LeafGAN: An Effective Data Augmentation Method for Practical Plant Disease Diagnosis
Quan Huu Cap, Hiroyuki Uga, Satoshi Kagiwada, Hitoshi Iyatomi
Paper: https://arxiv.org/abs/2002.10100
Accepted for publication in the IEEE Transactions on Automation Science and Engineering (T-ASE)
Abstract: Many applications for the automated diagnosis of plant disease have been developed based on the success of deep learning techniques. However, these applications often suffer from overfitting, and the diagnostic performance is drastically decreased when used on test datasets from new environments. In this paper, we propose LeafGAN, a novel image-to-image translation system with own attention mechanism. LeafGAN generates a wide variety of diseased images via transformation from healthy images, as a data augmentation tool for improving the performance of plant disease diagnosis. Thanks to its own attention mechanism, our model can transform only relevant areas from images with a variety of backgrounds, thus enriching the versatility of the training images. Experiments with five-class cucumber disease classification show that data augmentation with vanilla CycleGAN cannot help to improve the generalization, i.e. disease diagnostic performance increased by only 0.7% from the baseline. In contrast, LeafGAN boosted the diagnostic performance by 7.4%. We also visually confirmed the generated images by our LeafGAN were much better quality and more convincing than those generated by vanilla CycleGAN.
- Jul 25, 2021: Added a new option to load the mask images from disk. Running the LFLSeg module during training is quite slow. Instead, we can generate the masks of all training images beforehand and load it during training. Refer to prepare_mask.py of how to generate mask images from the pre-trained LFLSeg, and the unaligned_masked_dataset.py of how to load the mask images. See below of how to train with this new feature.
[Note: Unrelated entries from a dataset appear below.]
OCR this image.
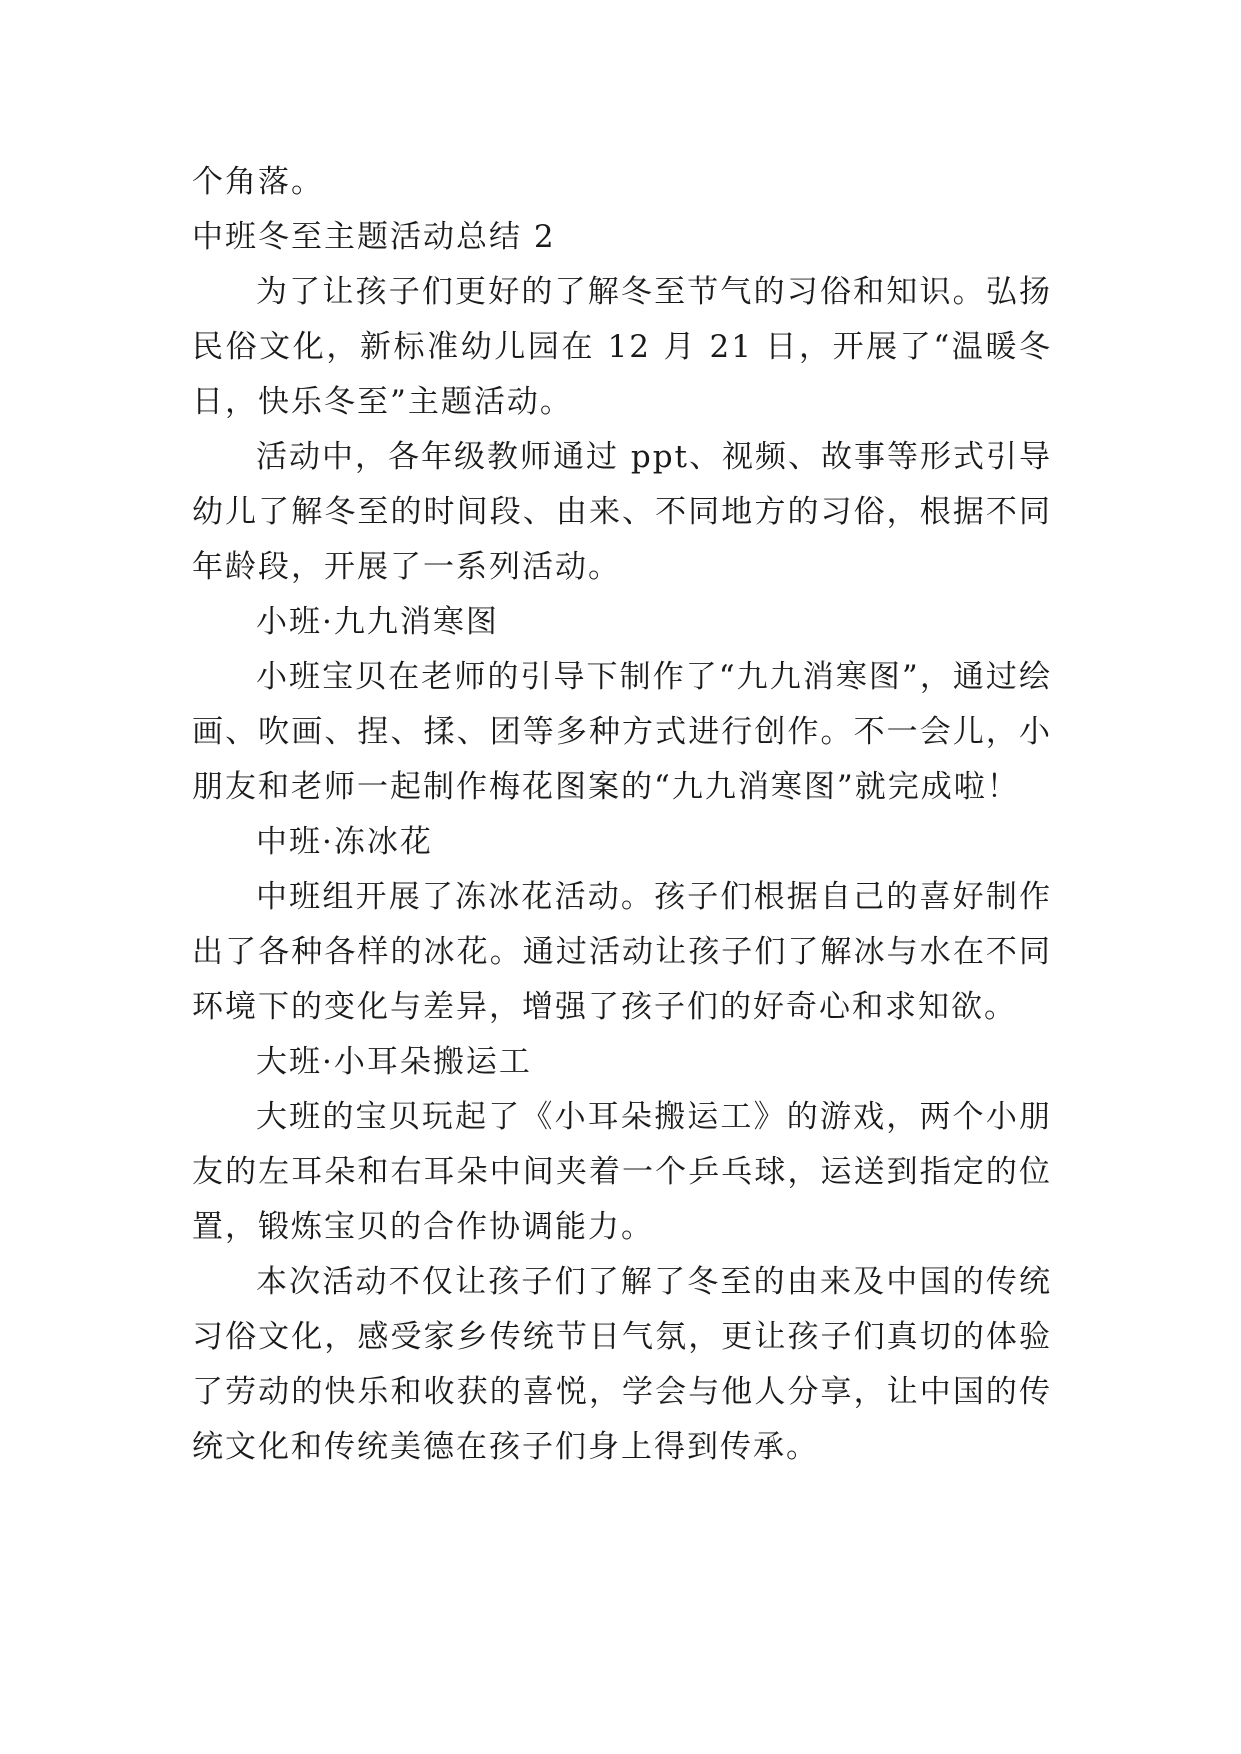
个角落。

中班冬至主题活动总结 2

为了让孩子们更好的了解冬至节气的习俗和知识。弘扬民俗文化，新标准幼儿园在 12 月 21 日，开展了“温暖冬日，快乐冬至”主题活动。

活动中，各年级教师通过 ppt、视频、故事等形式引导幼儿了解冬至的时间段、由来、不同地方的习俗，根据不同年龄段，开展了一系列活动。

小班·九九消寒图

小班宝贝在老师的引导下制作了“九九消寒图”，通过绘画、吹画、捏、揉、团等多种方式进行创作。不一会儿，小朋友和老师一起制作梅花图案的“九九消寒图”就完成啦！

中班·冻冰花

中班组开展了冻冰花活动。孩子们根据自己的喜好制作出了各种各样的冰花。通过活动让孩子们了解冰与水在不同环境下的变化与差异，增强了孩子们的好奇心和求知欲。

大班·小耳朵搬运工

大班的宝贝玩起了《小耳朵搬运工》的游戏，两个小朋友的左耳朵和右耳朵中间夹着一个乒乓球，运送到指定的位置，锻炼宝贝的合作协调能力。

本次活动不仅让孩子们了解了冬至的由来及中国的传统习俗文化，感受家乡传统节日气氛，更让孩子们真切的体验了劳动的快乐和收获的喜悦，学会与他人分享，让中国的传统文化和传统美德在孩子们身上得到传承。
Tutorial of how to create dataset and train the LFLSeg module is available in the LFLSeg
- Normal dataset: A normal dataset will have 4 directories for two domains A (trainA, testA) and B (trainB, testB). Each directory must contain only images (no other file types).
An example of the dataset named
healthy2brownspot
/path/to/healthy2brownspot/trainA
/path/to/healthy2brownspot/testA
/path/to/healthy2brownspot/trainB
/path/to/healthy2brownspot/testB
- Masked dataset: This dataset is normal dataset + pre-generated mask images. First, you need to generate your own mask images using the prepare_mask.py. An example of the masked dataset named
healthy2brownspot_mask
/path/to/healthy2brownspot/trainA
/path/to/healthy2brownspot/trainA_mask # mask images of trainA
/path/to/healthy2brownspot/testA
/path/to/healthy2brownspot/trainB
/path/to/healthy2brownspot/trainB_mask # mask images of trainB
/path/to/healthy2brownspot/testB
- Make sure to prepare the dataset first
- Train a model (example with the dataset
healthy2brownspot
):
python train.py --dataroot /path/to/healthy2brownspot --name healthy2brownspot_leafGAN --model leaf_gan
- Train model with mask images (example with the dataset
healthy2brownspot_mask
):
python train.py --dataroot /path/to/healthy2brownspot --name healthy2brownspot_leafGAN --model leaf_gan --dataset_mode unaligned_masked
To see more intermediate results, check out ./checkpoints/healthy2brownspot_leafGAN/web/index.html
.
- Test the model:
python test.py --dataroot /path/to/healthy2brownspot --name healthy2brownspot_leafGAN --model leaf_gan
- The test results will be saved to a html file here:
./results/healthy2brownspot_leafGAN/latest_test/index.html
.
@article{cap2020leafgan,
title = {LeafGAN: An Effective Data Augmentation Method for Practical Plant Disease Diagnosis},
author = {Quan Huu Cap and Hiroyuki Uga and Satoshi Kagiwada and Hitoshi Iyatomi},
journal = {IEEE Transactions on Automation Science and Engineering},
year = {2020},
doi = {10.1109/TASE.2020.3041499}
}
Our code is inspired by pytorch-CycleGAN.